The team wanted to put all that behind them and make positive news in the picturesque setting of the Château de Versailles. But when Zillekens started with Arezzo de Riverland, she stumbled heavily at the fifth obstacle, and the horse refused. "At that point, my competition briefly fell apart," she said later. She finished the course but incurred many penalty points. She couldn't make it into the top nine of her semifinal in the bonus fencing, swimming, or laser run. Bitterly, as the 10th place, she missed the next round by just two seconds.

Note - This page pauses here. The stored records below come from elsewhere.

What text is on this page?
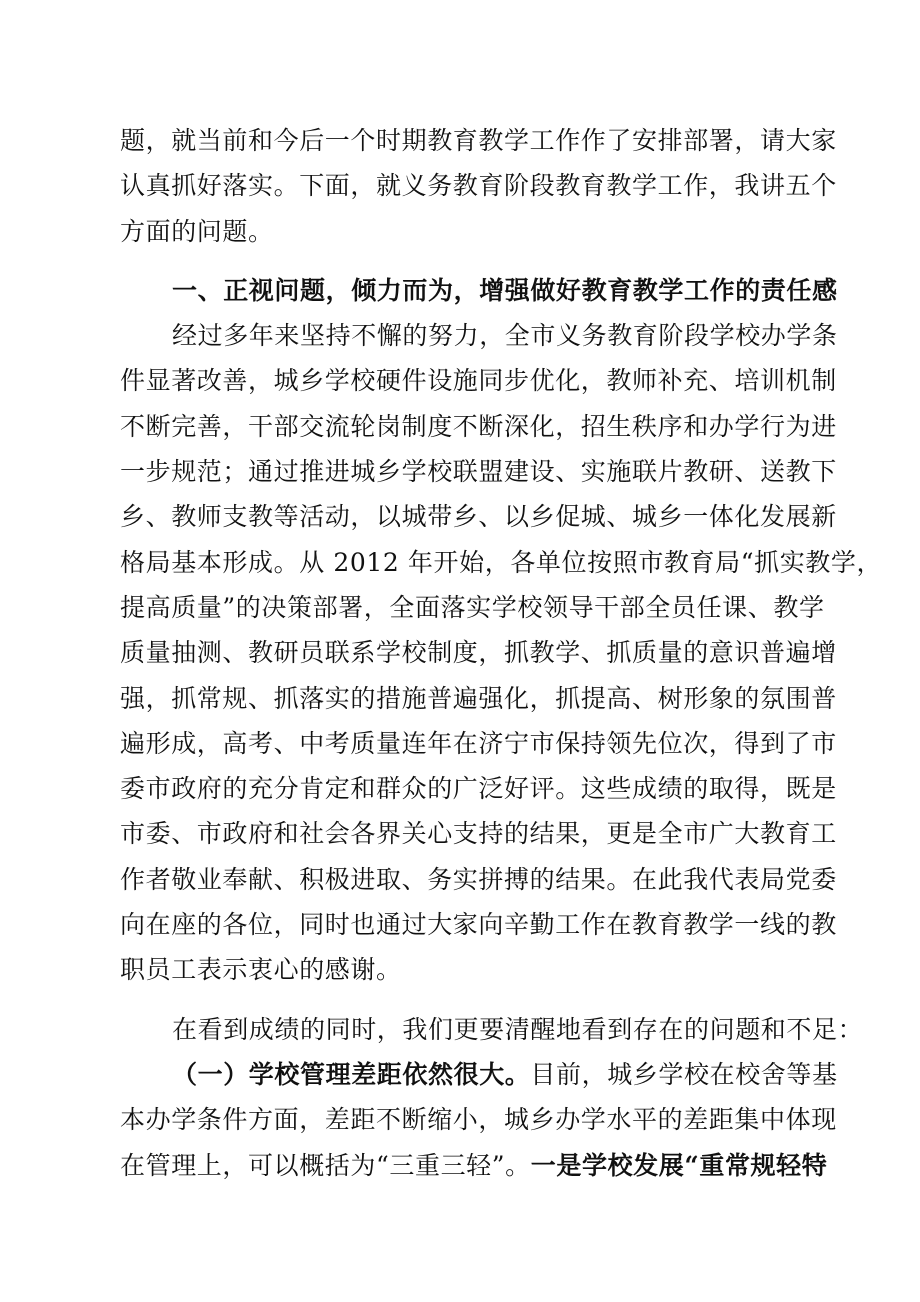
题，就当前和今后一个时期教育教学工作作了安排部署，请大家
认真抓好落实。下面，就义务教育阶段教育教学工作，我讲五个
方面的问题。
一、正视问题，倾力而为，增强做好教育教学工作的责任感
经过多年来坚持不懈的努力，全市义务教育阶段学校办学条
件显著改善，城乡学校硬件设施同步优化，教师补充、培训机制
不断完善，干部交流轮岗制度不断深化，招生秩序和办学行为进
一步规范；通过推进城乡学校联盟建设、实施联片教研、送教下
乡、教师支教等活动，以城带乡、以乡促城、城乡一体化发展新
格局基本形成。从 2012 年开始，各单位按照市教育局“抓实教学，
提高质量”的决策部署，全面落实学校领导干部全员任课、教学
质量抽测、教研员联系学校制度，抓教学、抓质量的意识普遍增
强，抓常规、抓落实的措施普遍强化，抓提高、树形象的氛围普
遍形成，高考、中考质量连年在济宁市保持领先位次，得到了市
委市政府的充分肯定和群众的广泛好评。这些成绩的取得，既是
市委、市政府和社会各界关心支持的结果，更是全市广大教育工
作者敬业奉献、积极进取、务实拼搏的结果。在此我代表局党委
向在座的各位，同时也通过大家向辛勤工作在教育教学一线的教
职员工表示衷心的感谢。
在看到成绩的同时，我们更要清醒地看到存在的问题和不足：
（一）学校管理差距依然很大。目前，城乡学校在校舍等基
本办学条件方面，差距不断缩小，城乡办学水平的差距集中体现
在管理上，可以概括为“三重三轻”。一是学校发展“重常规轻特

This meant the experienced athlete missed the Sunday final and a potential redemption ending to her career, as she's retiring from competitive sports to become a teacher. "That wasn't the happy ending and Hollywood story I had hoped for," Zillekens said, tears in her eyes. "But compared to Tokyo, I've made my peace with it." Then she went to find her friends, family, and her little daughter Frieda among the spectators in the gardens of Versailles to cheer on the men in their evening final.

German pentathletes seem cursed

In 2008, Lena Schöneborn won Olympic gold in Beijing - since then, it's been a curse for the Germans in riding. "I'm so disappointed that we can't show at the Olympics that we're good riders," Zillekens lamented. Time and again, problems with the animals have cost the athletes success, and the lowest point was reached in Tokyo. Knowing the special tension, the pentathletes even brought a DOSB sports psychologist to Versailles on the second-to-last Olympic day for support.

And then, Langrehr's competition ended before it even started. The Berliner fell with her horse on the warm-up area and hit her head hard. The horse was immediately taken out of the race, but it was too late for a horse exchange. A German protest was rejected. The 26-year-old broke down in tears, with many staff members consoling her.

Confusion over jury decision

"The horse seemed fine to me. I asked the owner and he said everything was good," Langrehr recounted afterward. The behavior of the responsible veterinarian left the team puzzled. "We never saw her check the horse at all," said Langrehr. She herself was examined, "everything was fine."

With zero out of 300 possible points in riding, Langrehr had no chance of making it into the top nine athletes. She came last in her semifinal. "I'm very shaken, disappointed, and sad," she said. However, she doesn't want to let this episode take away her joy in pentathlon - and she's already looking ahead to 2028 in Los Angeles. "I want to achieve at least one more good Olympics."

Other teams might have benefited from the Germans' misfortunes in show jumping, as the discipline's exclusion from the Olympics after Paris likely reduces their competition. Despite the other pentathletes' concerns, the jury made a decision they believed was best for the welfare of Langrehr's horse.